Mixed venous oxygen saturation is collected from a distal portion of the pulmonary artery catheter and represents venous oxygenation of the whole organism. The ScvO2, on the other hand, is collected from a central venous catheter generally located in the superior vena cava and mainly represents venous oxygen saturation from the brain and upper parts of the body. This may be a limitation regarding the use of ScvO2 as a surrogate for SvO2 (48, 49), but although there are differences on their absolutes values, changes in both parameters occur mostly in parallel (49). In healthy individuals, the ScvO2 is lower than SvO2 about 2% to 3%, although in sepsis and shock states, the ScvO2 may exceed SvO2 by about 8% because of a decrease in mesenteric and renal flows with a consequent increase in oxygen extraction (47).

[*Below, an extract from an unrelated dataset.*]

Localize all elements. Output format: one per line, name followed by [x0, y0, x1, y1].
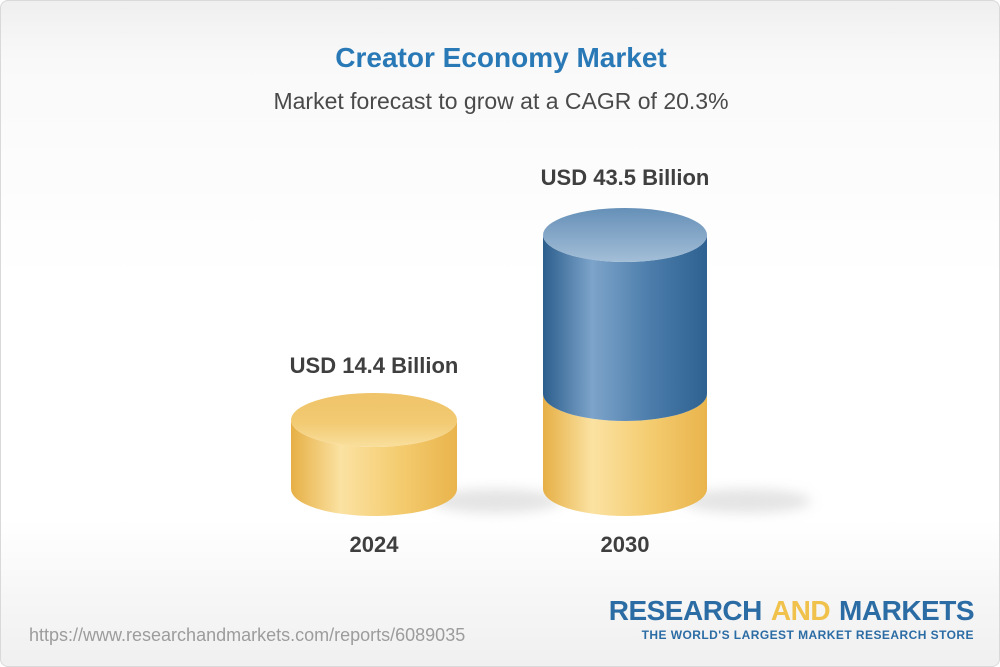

The most important study in sepsis resuscitation used ScvO2 as a primary end point of resuscitation. In an emergency department, Rivers et al. (8) demonstrated a significant mortality reduction of 16.5% in patients treated with an algorithm combining CVP, MAP, diuresis, and ScvO2. Patients with systemic inflammatory response syndrome criteria associated with hypotension or hyperlactatemia were randomized to EGDT or control group. The control group was treated aiming a CVP between 8 and 12 mmHg, a MAP between 65 and 90 mmHg, and a urinary output up to 0.5 mL kg−1 h−1, whereas the EGDT group used the same parameters previously cited, plus a ScvO2 greater than 70% in the first 6 h. Strategies to achieve and maintain these goals included an early and more aggressive fluid resuscitation, blood transfusion, and inotropic therapy with dobutamine up to 20 μg kg−1 min−1.

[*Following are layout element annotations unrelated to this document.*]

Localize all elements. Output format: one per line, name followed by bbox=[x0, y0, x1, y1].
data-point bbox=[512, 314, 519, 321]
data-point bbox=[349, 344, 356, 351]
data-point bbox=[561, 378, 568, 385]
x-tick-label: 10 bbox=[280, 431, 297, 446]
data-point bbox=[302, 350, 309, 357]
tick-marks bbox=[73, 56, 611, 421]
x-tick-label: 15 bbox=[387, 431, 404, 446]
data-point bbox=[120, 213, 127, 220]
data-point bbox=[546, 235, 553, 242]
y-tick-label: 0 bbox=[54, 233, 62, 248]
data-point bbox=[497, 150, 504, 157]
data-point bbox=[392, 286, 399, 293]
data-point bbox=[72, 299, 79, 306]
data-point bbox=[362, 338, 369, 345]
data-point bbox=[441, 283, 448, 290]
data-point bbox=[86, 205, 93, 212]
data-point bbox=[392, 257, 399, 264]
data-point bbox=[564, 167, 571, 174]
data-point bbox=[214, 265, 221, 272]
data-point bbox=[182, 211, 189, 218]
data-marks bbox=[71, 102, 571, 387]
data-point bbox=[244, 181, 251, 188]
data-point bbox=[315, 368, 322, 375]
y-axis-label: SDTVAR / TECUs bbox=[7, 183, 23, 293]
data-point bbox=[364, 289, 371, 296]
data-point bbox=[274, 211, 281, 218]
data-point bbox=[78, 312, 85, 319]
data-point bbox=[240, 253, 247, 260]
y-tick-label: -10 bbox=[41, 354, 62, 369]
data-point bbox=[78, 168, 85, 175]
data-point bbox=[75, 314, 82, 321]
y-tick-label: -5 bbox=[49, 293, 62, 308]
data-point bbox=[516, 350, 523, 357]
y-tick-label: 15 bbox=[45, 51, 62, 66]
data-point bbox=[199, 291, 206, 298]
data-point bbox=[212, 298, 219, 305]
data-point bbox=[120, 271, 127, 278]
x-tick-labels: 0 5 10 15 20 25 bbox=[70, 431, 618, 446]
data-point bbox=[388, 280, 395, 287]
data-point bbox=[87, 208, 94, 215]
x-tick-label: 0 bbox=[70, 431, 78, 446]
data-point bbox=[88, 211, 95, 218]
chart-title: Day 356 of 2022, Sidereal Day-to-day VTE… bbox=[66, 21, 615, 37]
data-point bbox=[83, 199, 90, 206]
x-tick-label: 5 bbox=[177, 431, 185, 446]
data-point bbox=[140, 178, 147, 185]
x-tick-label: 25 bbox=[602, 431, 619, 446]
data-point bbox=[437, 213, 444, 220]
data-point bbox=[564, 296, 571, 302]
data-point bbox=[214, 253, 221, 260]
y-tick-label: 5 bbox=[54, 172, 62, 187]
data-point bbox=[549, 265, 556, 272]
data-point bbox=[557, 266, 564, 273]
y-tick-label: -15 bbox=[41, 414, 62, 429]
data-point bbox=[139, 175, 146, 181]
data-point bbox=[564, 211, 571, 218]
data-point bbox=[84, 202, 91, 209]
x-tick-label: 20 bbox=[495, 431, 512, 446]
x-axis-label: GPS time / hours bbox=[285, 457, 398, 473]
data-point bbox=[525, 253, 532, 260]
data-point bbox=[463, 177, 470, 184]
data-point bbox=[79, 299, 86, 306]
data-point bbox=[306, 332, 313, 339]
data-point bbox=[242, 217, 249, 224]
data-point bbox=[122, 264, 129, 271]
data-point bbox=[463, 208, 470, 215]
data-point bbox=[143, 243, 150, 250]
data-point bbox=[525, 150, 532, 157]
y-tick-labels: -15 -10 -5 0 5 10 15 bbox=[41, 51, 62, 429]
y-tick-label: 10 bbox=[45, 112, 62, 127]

Several lessons about the management of sepsis were learned with the EGDT trial, despite the considerable amount of controversies that this study generated. Since its publication, the need for prompt recognition of high-risk patients and institution of goal-directed therapy has been increasingly recognized. The relationship of EGDT and survival improvement is not totally understood because the mechanisms of action are partially unclear. It seems reasonable to suggest, however, that early hemodynamic optimization is related with less organ dysfunction. Varpula et al. (16) evaluated hemodynamic variables related to outcome in septic shock and found that SvO2 less than 70% in 48 h of admission was an independent variable of mortality in 30 days. In addition, Park et al. (46) demonstrated that EGDT-treated survivors had increased ScvO2 as compared with nonsurvivors, again evidencing an increased cardiovascular reserve in this group.
To summarize, ScvO2 has been proposed as an alternative to SvO2, and the SSC guidelines (2) recommend that it should be used to guide resuscitation during the first 6 h of hyperlactatemic severe sepsis or septic shock patients.

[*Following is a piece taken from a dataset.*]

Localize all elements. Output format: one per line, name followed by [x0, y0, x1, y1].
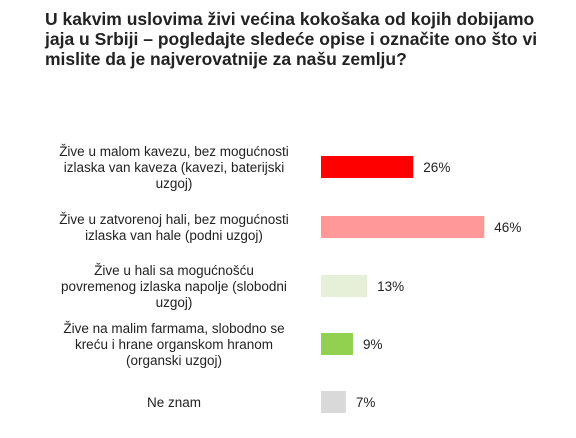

Sepsis is a complex syndrome still associated with increased morbidity and mortality. The transition of sepsis to severe sepsis or septic shock may occur in a few hours despite apparent normalization of routinely obtained vital signals. For this reason, it is vital to identify high-risk patients through perfusion markers such as lactate and venous oxygen saturation to promptly initiate early goal-directed therapy. This is definitely an important therapeutic strategy that may reduce organ dysfunction and consequently the morbidity and mortality of the syndrome.
NOTE ADDED IN PROOF
After this review was sent for publication, two studies were published regarding lactate resuscitation in critically ill patients. The first one demonstrated that an algorithm aiming at lactate clearance >10% was non-inferior to central venous oxygen resuscitation in septic patients (50). The second one showed that in critically ill (not only septic) patients, an approach aiming at lactate decrease >20% was associated to reduced SOFA scores and length of stay in the ICU (51).